THE WEST is supremely hypocritical: the major powers, like the US and Britain, stockpile huge arsenals of nuclear weaponry. Iran is surrounded by pro-US countries holding nuclear weapons, like Israel, Pakistan and India. Like Iran, Brazil is a signed-up member to the Nuclear Non-Proliferation Treaty, and announced it is now enriching uranium. But there are no threats against Brazil's government, which is regarded as friendly to the US.
Socialists oppose all nations, including Iran, possessing nuclear arms. The purpose of these terrifying weapons is to wipe out millions of innocent people and society's infrastructure.
Workers and youth can have no illusions that the Iranian regime, in any way, acts in their interests. Despite his anti-imperialist and populist rhetoric, President Ahmadinejad represents a reactionary, theocratic, capitalist regime. US sabre-rattling allows the Tehran regime to rally the population around "national unity".
The Bush administration regards Iran, part of the "axis of evil", as a regime that stands in the way of US interests. US imperialism wants to subdue Iran and the Middle East, to give the US domination of the region's oil and gas resources. The administration resists attempts by other powers to foster real negotiations with Iran.
Bush certainly wants "regime change" in Iran, but would he go as far as to attack or even invade Iran? The Bush administration is a reckless 'executive' of the US ruling class, but even it can see that US imperialism's options are limited. Already bogged down in the Iraq and Afghanistan disasters, the superpower's military is hugely over-stretched.

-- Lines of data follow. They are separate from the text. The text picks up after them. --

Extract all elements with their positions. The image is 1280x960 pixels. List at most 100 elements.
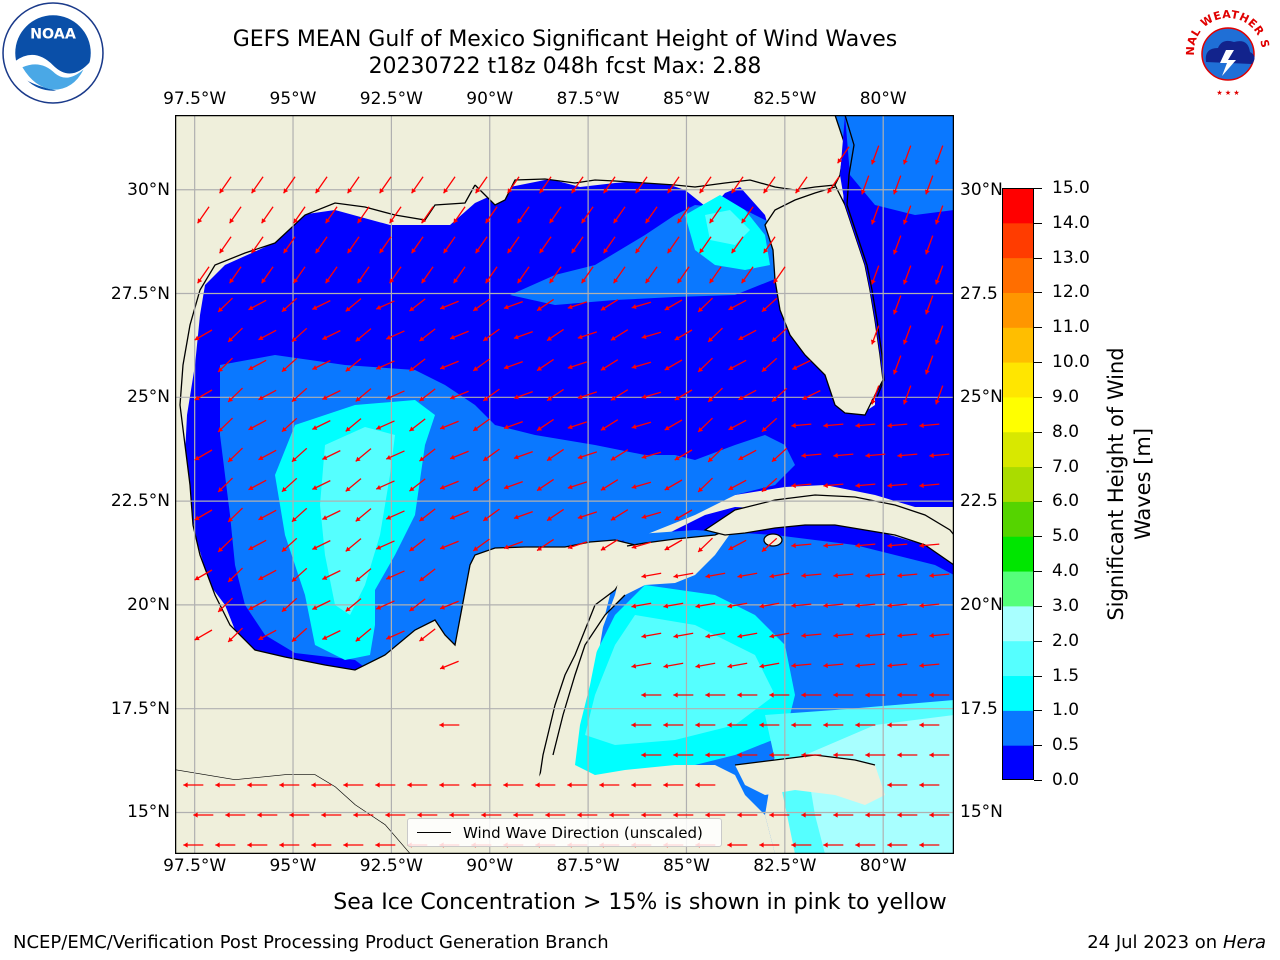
wave-direction-arrow [934,145,944,165]
wave-direction-arrow [536,478,554,492]
wave-direction-arrow [737,812,758,818]
colorbar-tick-label: 8.0 [1052,421,1080,442]
lat-tick-label-right: 25°N [960,387,1003,408]
wave-direction-arrow [281,417,298,433]
wave-direction-arrow [315,176,328,194]
wave-direction-arrow [823,542,844,549]
wave-direction-arrow [385,330,405,340]
wave-direction-arrow [759,602,780,609]
wave-direction-arrow [291,567,308,583]
wave-direction-arrow [472,358,490,372]
wave-direction-arrow [258,509,277,521]
wave-direction-arrow [549,206,562,224]
wave-direction-arrow [389,206,402,224]
wave-direction-arrow [673,752,694,758]
wave-direction-arrow [439,540,459,550]
wave-direction-arrow [247,782,268,788]
wave-direction-arrow [892,175,902,195]
gulf-of-mexico-map [175,115,954,854]
colorbar-tick-label: 1.0 [1052,700,1080,721]
wave-direction-arrow [695,602,716,609]
colorbar-tick-mark [1034,257,1042,259]
wave-direction-arrow [355,448,372,462]
wave-direction-arrow [641,572,662,579]
wave-direction-arrow [865,812,886,818]
wave-direction-arrow [513,330,533,340]
wave-direction-arrow [417,812,438,818]
legend: Wind Wave Direction (unscaled) [407,818,722,847]
wave-direction-arrow [421,266,434,284]
wave-direction-arrow [641,632,662,639]
wave-direction-arrow [194,509,213,521]
wave-direction-arrow [503,360,523,370]
wave-direction-arrow [475,236,488,254]
wave-direction-arrow [674,509,693,521]
wave-direction-arrow [546,448,564,462]
colorbar-tick-label: 3.0 [1052,595,1080,616]
wave-direction-arrow [227,627,243,643]
wave-direction-arrow [312,600,331,610]
nws-logo: NATIONAL WEATHER SERVICE ★ ★ ★ [1178,2,1276,100]
wave-direction-arrow [795,176,808,194]
wave-direction-arrow [833,452,854,459]
lon-tick-label-top: 92.5°W [359,89,423,109]
lat-tick-label-left: 27.5°N [110,283,170,304]
wave-direction-arrow [482,388,500,402]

Bush is no position to try another military invasion in Iran, which is three times the size of Iraq and has a population of 70 million. A land invasion would meet severe, mass resistance. Sections of the US ruling class also counsel against military strikes.
However, as the crisis between the US and Iran escalates, and as Bush desperately tries to regain domestic support by acting as a 'war leader', it cannot be ruled out that the US would carry out air attacks on Iran, possibly through Israel, acting as its proxy. This could lead to an Iranian military response and armed actions by pro-Iranian forces, like Hezbollah, in Lebanon, Hamas, in Palestinian areas, and the Shia militias in Iraq.
Iran could restrict or turn off its oil supplies, causing shocks to the world economy and even triggering a downturn. US air strikes would provoke outrage across the Muslim world, threatening pro-US regimes in the Middle East, like Egypt. Imperialist attacks would lead to more terrorism.
The anti-war movement must strenuously oppose US imperialism's threats towards Iran and support the struggle by working people and youth in Iran fighting for democratic rights and their class interests. It is the task of the Iranian working class to overthrow the ruling theocracy, just as it is the task of the British or American working class to get rid of Blair and Bush, and to struggle for socialism.